Tattoos aren’t my only concern about his candidacy.
One of my proudest accomplishments was helping to create the It’s On Us campaign during the Obama administration. Launched at the White House in 2014 by Vice President Joe Biden, the campaign carried a simple message: the vast majority of men who would never commit sexual assault have the power and the responsibility to stop those who do. It’s not on women to wear longer skirts or avoid certain streets at night. It’s on us. All of us.
That campaign changed the way I think about silence. So when I see Platner telling victims of sexual assault to “take some responsibility for themselves” and not to drink so much I am compelled to speak up. No one who says these things about rape should hold a seat in the U.S. Senate.

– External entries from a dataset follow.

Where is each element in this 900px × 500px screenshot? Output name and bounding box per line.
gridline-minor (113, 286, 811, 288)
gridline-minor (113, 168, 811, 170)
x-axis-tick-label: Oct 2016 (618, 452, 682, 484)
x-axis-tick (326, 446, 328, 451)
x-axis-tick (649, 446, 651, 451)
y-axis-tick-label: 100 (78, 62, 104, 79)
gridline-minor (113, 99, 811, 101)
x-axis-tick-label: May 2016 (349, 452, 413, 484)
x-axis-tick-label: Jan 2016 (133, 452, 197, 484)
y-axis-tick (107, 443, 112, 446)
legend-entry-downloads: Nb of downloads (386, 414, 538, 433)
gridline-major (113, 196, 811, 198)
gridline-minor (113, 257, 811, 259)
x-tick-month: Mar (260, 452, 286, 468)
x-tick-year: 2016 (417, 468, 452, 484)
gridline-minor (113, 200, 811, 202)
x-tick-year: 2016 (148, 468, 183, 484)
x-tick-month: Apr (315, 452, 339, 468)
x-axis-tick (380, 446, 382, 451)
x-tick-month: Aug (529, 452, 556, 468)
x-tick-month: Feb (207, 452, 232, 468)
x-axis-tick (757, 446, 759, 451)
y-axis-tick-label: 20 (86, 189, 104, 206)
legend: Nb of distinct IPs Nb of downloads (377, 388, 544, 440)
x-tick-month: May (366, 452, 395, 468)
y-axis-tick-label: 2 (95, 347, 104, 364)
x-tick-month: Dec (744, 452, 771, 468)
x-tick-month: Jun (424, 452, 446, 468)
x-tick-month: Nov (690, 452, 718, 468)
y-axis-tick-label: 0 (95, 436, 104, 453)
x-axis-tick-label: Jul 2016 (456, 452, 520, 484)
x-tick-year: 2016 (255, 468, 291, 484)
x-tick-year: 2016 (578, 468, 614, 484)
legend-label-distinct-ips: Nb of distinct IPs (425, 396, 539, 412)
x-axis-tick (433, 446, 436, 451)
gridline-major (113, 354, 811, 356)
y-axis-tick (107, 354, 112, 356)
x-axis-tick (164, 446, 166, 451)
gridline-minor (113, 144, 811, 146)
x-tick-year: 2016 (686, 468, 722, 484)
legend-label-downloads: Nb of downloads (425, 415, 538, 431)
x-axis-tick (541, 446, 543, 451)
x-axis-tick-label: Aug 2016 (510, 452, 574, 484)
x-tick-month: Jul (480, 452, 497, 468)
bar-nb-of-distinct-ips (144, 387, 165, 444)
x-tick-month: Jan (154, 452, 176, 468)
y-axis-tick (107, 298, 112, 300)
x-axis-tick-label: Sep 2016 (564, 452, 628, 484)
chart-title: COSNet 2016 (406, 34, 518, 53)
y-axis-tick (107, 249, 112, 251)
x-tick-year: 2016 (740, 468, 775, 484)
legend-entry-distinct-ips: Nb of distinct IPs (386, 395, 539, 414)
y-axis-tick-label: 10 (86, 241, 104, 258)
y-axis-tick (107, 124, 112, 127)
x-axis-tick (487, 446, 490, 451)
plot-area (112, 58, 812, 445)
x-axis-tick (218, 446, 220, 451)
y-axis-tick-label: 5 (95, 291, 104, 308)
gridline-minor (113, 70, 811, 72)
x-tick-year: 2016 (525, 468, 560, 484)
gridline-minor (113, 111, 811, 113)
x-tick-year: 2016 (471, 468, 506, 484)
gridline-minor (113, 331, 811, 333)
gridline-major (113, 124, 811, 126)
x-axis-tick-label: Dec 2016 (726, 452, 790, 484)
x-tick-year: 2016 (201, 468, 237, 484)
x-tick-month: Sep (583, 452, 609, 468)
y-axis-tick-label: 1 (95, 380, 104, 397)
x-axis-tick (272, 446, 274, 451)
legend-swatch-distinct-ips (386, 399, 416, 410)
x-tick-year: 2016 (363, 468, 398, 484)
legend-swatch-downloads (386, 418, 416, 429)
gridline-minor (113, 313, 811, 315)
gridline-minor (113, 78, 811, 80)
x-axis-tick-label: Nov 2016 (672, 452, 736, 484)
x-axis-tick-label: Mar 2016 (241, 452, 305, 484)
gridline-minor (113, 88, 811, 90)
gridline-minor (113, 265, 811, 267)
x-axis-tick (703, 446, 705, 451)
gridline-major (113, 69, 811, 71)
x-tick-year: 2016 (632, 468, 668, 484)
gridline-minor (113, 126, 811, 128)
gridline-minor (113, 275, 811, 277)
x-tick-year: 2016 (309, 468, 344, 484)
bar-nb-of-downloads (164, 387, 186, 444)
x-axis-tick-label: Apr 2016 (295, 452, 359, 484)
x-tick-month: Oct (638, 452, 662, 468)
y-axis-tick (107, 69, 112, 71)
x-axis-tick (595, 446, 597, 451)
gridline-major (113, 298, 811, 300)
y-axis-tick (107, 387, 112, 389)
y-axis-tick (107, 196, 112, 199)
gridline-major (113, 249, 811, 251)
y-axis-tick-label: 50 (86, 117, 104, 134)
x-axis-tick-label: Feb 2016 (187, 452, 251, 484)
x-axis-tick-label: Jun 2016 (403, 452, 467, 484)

If a Nazi tattoo and victim-blaming comments about rape are not enough, let’s consider competence. As a progressive, I agree with much of what Platner says. But saying the right things is not governing. I see no evidence he can deliver on any of it.
Gov. Janet Mills can and she has. Maine saw more economic growth during her tenure than in the entire 14 years before she took office. She stewarded our state through a pandemic. When President Donald Trump tried to bully her in the White House, she told him she would see him in court and then she won a court case.
It seems these days that there is no level of imperfection we cannot tolerate in a man but that no woman can ever be perfect enough. Mainers have the chance to buck that trend. We can send a qualified, dignified, accomplished leader to take on Susan Collins, a senator who I believe wrings her hands and furrows her brow in concern and then votes what I consider the wrong way every time it matters.
I think Collins should lose her Senate seat and she should lose to someone with a track record of accomplishment. Janet Mills is that person. I urge every Mainer who believes character and competence still matter to vote for Mills in the June primary.